Numeri 28:1-16 Het Boek (HTB)

1. De Here gaf Mozes de volgende instructies om aan de Israëlieten door te geven:

2. ‘De offers die u op het altaar verbrandt voor Mij, zijn mijn voedsel en doen Mij een groot genoegen. Zorg er daarom voor dat zij regelmatig worden geofferd op de manier, die Ik heb voorgeschreven.

3. Als u Mij een brandoffer brengt, moet u eenjarige lammeren zonder gebrek nemen. Elke dag moeten twee lammeren worden geofferd als een regelmatig brandoffer.

4. Het ene 's morgens, het andere tegen de avond.

5. Bij die lammeren moet ook een spijsoffer van 2,2 liter meelbloem gemengd met 0,9 liter olie, worden geofferd.

6. Dit is het brandoffer, dat op de berg Sinaï is ingesteld om regelmatig te worden geofferd als een aangename geur, een vuuroffer voor de Here.

7. Daarbij zal ook het drankoffer, 0,9 liter sterke wijn per lam, worden geofferd door het in het heiligdom voor de Here uit te gieten.

8. Offer het tweede lam tegen de avond met hetzelfde spijs- en drankoffer. Ook dat is een aangename geur voor de Here, een offer gebracht met vuur.

9-10. Op de sabbat moeten—naast de normale offers—twee eenjarige lammeren worden geofferd. Zij moeten vergezeld gaan van een spijsoffer van 4,4 liter fijn meel vermengd met olie en het gewone drankoffer.

11. Op de eerste dag van een nieuwe maand zal een extra brandoffer aan de Here worden gebracht. Dat offer moet bestaan uit twee jonge stieren, een ram en zeven eenjarige lammeren, allemaal zonder gebreken.

12. Bij elke stier moet een spijsoffer worden gebracht van 6,6 liter meelbloem, gemengd met olie. Het spijsoffer voor de ram moet bestaan uit 4,4 liter meelbloem, vermengd met olie.

13. Het spijsoffer voor elk lam zal bestaan uit 2,2 liter meelbloem, gemengd met olie. Dit brandoffer zal met vuur worden geofferd en erg aangenaam zijn voor de Here.

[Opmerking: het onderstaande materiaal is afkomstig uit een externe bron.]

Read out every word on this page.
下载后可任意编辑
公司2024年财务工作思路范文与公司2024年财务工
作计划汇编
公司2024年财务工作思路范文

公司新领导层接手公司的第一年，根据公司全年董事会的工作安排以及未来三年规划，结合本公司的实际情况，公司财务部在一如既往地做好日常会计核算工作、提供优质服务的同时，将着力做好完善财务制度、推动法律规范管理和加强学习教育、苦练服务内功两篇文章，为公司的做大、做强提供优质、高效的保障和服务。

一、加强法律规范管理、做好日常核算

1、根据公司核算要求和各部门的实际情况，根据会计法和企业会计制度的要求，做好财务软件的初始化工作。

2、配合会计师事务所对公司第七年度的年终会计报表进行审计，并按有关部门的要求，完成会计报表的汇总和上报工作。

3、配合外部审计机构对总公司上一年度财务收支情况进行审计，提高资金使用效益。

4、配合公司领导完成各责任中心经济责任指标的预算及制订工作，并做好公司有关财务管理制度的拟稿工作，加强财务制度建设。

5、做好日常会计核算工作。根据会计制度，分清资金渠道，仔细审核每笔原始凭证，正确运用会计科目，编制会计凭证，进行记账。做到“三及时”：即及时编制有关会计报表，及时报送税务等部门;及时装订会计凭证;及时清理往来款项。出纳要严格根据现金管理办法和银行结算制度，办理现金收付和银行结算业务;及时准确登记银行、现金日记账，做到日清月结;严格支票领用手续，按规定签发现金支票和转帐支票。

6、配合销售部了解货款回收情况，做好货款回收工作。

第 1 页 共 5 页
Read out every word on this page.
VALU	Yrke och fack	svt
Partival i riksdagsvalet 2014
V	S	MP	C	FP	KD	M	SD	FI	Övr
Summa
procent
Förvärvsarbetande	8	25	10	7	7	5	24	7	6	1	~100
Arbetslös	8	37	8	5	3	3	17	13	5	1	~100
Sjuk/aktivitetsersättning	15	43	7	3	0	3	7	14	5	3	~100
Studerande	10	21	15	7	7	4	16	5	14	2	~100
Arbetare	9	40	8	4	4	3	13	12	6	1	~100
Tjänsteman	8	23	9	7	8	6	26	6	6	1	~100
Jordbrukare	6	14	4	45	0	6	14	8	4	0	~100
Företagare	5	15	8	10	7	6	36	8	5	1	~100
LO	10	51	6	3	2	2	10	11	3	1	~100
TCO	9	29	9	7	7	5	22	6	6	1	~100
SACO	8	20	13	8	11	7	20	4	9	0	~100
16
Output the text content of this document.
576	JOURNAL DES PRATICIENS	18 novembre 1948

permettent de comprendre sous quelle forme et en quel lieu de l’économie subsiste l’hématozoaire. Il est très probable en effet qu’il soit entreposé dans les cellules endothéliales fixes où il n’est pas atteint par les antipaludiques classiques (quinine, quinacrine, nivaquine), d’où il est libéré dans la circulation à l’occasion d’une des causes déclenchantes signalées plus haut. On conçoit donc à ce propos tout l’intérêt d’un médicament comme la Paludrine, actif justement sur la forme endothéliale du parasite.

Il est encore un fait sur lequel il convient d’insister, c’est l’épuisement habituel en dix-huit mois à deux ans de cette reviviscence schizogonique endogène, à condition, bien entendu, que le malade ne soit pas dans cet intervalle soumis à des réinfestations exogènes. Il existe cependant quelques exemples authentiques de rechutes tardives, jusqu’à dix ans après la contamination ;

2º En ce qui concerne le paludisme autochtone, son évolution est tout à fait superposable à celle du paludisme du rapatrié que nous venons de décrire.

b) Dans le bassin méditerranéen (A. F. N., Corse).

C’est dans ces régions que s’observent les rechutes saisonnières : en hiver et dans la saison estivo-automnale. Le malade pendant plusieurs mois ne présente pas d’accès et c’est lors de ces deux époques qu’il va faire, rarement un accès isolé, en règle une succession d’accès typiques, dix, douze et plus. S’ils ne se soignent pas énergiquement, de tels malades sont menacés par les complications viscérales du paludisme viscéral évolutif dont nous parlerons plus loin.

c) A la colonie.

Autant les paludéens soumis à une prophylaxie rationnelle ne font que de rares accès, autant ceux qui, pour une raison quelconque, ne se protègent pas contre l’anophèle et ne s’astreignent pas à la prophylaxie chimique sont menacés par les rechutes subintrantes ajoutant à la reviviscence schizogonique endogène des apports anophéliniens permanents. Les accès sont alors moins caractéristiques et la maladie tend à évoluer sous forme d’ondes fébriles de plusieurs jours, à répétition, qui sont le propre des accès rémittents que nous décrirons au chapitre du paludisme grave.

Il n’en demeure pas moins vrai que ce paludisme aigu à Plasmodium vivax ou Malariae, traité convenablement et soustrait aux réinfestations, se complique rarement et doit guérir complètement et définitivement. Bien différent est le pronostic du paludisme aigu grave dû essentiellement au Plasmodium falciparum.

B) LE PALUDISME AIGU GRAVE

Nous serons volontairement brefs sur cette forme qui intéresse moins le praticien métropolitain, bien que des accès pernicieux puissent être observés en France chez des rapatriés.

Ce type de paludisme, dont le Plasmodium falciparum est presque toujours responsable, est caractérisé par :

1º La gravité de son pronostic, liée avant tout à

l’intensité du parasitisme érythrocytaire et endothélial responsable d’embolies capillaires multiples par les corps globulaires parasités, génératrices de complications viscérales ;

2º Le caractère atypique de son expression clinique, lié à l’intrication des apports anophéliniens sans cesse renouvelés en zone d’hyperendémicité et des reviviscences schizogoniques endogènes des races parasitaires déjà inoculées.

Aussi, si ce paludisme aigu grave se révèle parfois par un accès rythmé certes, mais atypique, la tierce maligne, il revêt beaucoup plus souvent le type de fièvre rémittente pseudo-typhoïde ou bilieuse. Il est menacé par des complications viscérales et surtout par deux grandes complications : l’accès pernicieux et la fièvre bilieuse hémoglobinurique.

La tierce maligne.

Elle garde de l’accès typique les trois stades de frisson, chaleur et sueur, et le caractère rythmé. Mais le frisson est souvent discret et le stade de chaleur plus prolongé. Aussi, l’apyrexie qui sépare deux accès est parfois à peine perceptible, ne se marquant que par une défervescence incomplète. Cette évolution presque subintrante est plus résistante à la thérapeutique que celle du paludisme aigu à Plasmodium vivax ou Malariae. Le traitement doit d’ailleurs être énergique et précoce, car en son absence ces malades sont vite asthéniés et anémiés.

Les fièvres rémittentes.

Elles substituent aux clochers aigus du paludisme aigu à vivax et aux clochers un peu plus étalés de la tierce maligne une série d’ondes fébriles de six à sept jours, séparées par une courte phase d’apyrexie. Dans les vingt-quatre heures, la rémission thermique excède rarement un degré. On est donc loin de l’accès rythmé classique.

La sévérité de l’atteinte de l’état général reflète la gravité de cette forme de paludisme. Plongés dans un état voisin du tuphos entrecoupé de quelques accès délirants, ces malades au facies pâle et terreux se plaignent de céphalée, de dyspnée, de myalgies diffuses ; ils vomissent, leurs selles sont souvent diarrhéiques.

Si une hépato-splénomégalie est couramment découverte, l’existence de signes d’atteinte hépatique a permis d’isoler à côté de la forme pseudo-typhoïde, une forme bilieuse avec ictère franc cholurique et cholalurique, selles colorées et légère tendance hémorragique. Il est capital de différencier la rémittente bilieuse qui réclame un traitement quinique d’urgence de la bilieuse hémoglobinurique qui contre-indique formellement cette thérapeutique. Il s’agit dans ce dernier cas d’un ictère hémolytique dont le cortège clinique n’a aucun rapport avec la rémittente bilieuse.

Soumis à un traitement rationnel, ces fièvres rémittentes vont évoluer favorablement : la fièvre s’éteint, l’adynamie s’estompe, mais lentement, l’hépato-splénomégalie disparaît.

14. Samen met elk offer zal een drankoffer worden gebracht: 1,8 liter wijn voor elke jonge stier, 1,2 liter voor de ram en 0,9 liter voor elk lam. Dit offer zal elke maand van het jaar worden gebracht.

15. Op de eerste dag van een nieuwe maand zult u ook een bok als zondoffer aan de Here offeren. Dit offer staat apart van het dagelijkse brandoffer en het begeleidende drankoffer.

16. Op de veertiende dag van de eerste maand van elk jaar moet u Pesach, het Paasfeest, vieren.